A river runs through it

Grand Canyon bards convene for evening of homage

by Joy Martin

If your heart starts aflutterin’ at the mere mention of the Grand Canyon, then mark your calendars for 6:30 p.m. July 19 at the Crow’s Closet, where local canyonophiles gather to hear tales from the two latest tomes revolving around this timeless source of inspiration.

Just the Facts
What: “Beneath the Rim,” a collection of Grand Canyon poetry
When: 6:30 p.m., Tues., July 19
Where: Crow’s Closet, 750 Main Ave.

The event, aptly titled “Beneath the Rim,” is sponsored by Maria’s Bookshop and Backcountry Experience and showcases two editors and their most recent publications in an evening saturated with good storytelling and photos, complemented by a Q&A and book-signing. 

Featured presenters include geologist-cum-poet, Danny Rosen, co-editor of Going Down Grand: Poems from the Canyon.* This collection of poems by 61 writers ranges from Pulitzer Prize-winning writer Carl Sandberg to early-canyon-settler William Wallace Bass to Tewa-Hopi elder, Albert Yava. No discrimination here between camera-toting rim-walkers and rowdy river-runners in Rosen’s tightly-knit cache of panegyrics, paeons, paradox, poesy, personification and prose. 

Accompanying him is co-editor of Going Down Grand and editor and writer Rick Kempa, who introduces On Foot: Grand Canyon Backpacking Stories,* a carefully crafted selection of 27 contemporary writers and their accounts of the ever-magnetic, mile-deep chasm through passages, problems, immersions, pursuits and encounters – each the theme of an On Foot section.  

“Freedom, possibilities, accomplishment, relationships. .. are among the reasons I return to the canyon,” writes Nic Korte in his On Foot essay, “Freedom and Risk.” “But when I consider further what brings me back, my answer is...time. Doesn’t everyone talk about time as a reason to return?”  

Deep time, in particular, is what Korte refers to. 

“A hint of realization of millions of years,” he continues. “I sense the vast age of the Earth and the brevity of my own life span. I wish everyone on Earth could place their hands on that gap of time. Could we then gaze at one another with compassion for our brief and often difficult lives and recognize that we do, indeed, all of us, belong to the same family of man?”

Not all On Foot anecdotes are so ethereal, as some approach the world wonder with logical motives. 

In “Fifty Mile: A Search for Ancient Tracks,” Scott Thybony sets out to locate fossil tracksites. For his National Geographic Society-sponsored sojourn, Thybony sought the wisdom of GC-backcountry expert Harvey Butchart, who recommended the troupe explore the shortest rim-to-rim route by way of Eminence Break to Boundary Ridge. 

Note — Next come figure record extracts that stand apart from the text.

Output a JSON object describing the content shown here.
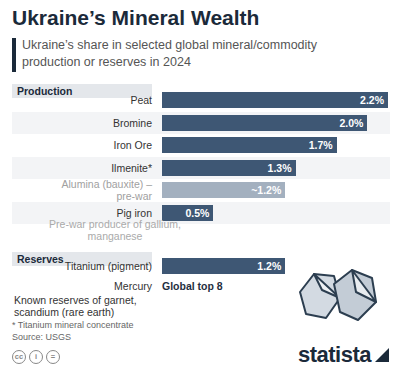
{
  "header": {
    "title": "Ukraine’s Mineral Wealth",
    "subtitle": "Ukraine’s share in selected global mineral/commodity production or reserves in 2024"
  },
  "chart_data": [
    {
      "type": "bar",
      "title": "Production",
      "orientation": "horizontal",
      "categories": [
        "Peat",
        "Bromine",
        "Iron Ore",
        "Ilmenite*",
        "Alumina (bauxite) – pre-war",
        "Pig iron"
      ],
      "values": [
        2.2,
        2.0,
        1.7,
        1.3,
        1.2,
        0.5
      ],
      "value_labels": [
        "2.2%",
        "2.0%",
        "1.7%",
        "1.3%",
        "~1.2%",
        "0.5%"
      ],
      "color": "#3e5774",
      "colors": [
        "#3e5774",
        "#3e5774",
        "#3e5774",
        "#3e5774",
        "#a3b0bf",
        "#3e5774"
      ],
      "xlim": [
        0,
        2.2
      ],
      "tick_labels": false,
      "data_labels": true,
      "annotations": [
        "Pre-war producer of gallium, manganese"
      ]
    },
    {
      "type": "bar",
      "title": "Reserves",
      "orientation": "horizontal",
      "categories": [
        "Titanium (pigment)",
        "Mercury"
      ],
      "values": [
        1.2,
        null
      ],
      "value_labels": [
        "1.2%",
        "Global top 8"
      ],
      "color": "#3e5774",
      "colors": [
        "#3e5774",
        "#1f2e40"
      ],
      "xlim": [
        0,
        2.2
      ],
      "tick_labels": false,
      "data_labels": true,
      "annotations": [
        "Known reserves of garnet, scandium (rare earth)"
      ]
    }
  ],
  "footnote": "* Titanium mineral concentrate",
  "source": "Source: USGS",
  "license": [
    "cc",
    "i",
    "="
  ],
  "brand": "statista"
}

But even on this most scientific endeavor, Thybony can’t help but scribble about the encroaching twilight: “The canyon grows deeper, older in the fading light. And as night comes, the color lifts from the bottom of the gorge, leaving darkness in its wake.” 

Moving from the intellectual and into the playful, 30-year-old On Foot contributor Molly McCormick finds that “each day on the trail in the Grand Canyon is a multi-faceted sensory carnival. This ride of adventure is the root of my love affair with the Grand Canyon.” 

Perhaps McCormick would agree that the punctuation mark at the end of any canyon adventure is the esteemed Cold One, an ode to which is encapsulated best by Kempa himself in “Claim Your Due: A Backpacker’s View of River-Runners.” 

“Over the decades, on beachfronts from the Confluence to Elves Chasm, I have garnered Heineken and Hamm’s, Killian’s Red and Coors Light, Polygamy Porter and PBR. Each, I swear, has been the best beer of my life, the memory of which, like old lovers, I will carry to my grave.”  

So whether the ruddy waters of the Colorado run like blood in your veins or you find God and Woody Guthrie in the Grand Canyon at sundown, come to commiserate and celebrate the dangers, discoveries, dust, and downright deepness of the world’s greatest geologic storybook that calls upon each of us for many a raison d’être. 

*A finalist for the 2015 Arizona Book Awards, On Foot is published by Vishnu Temple Press of Flagstaff, while Going Down Grand is published by Fruita-based Lithic Press and is a finalist for a 2016 Colorado Book Award.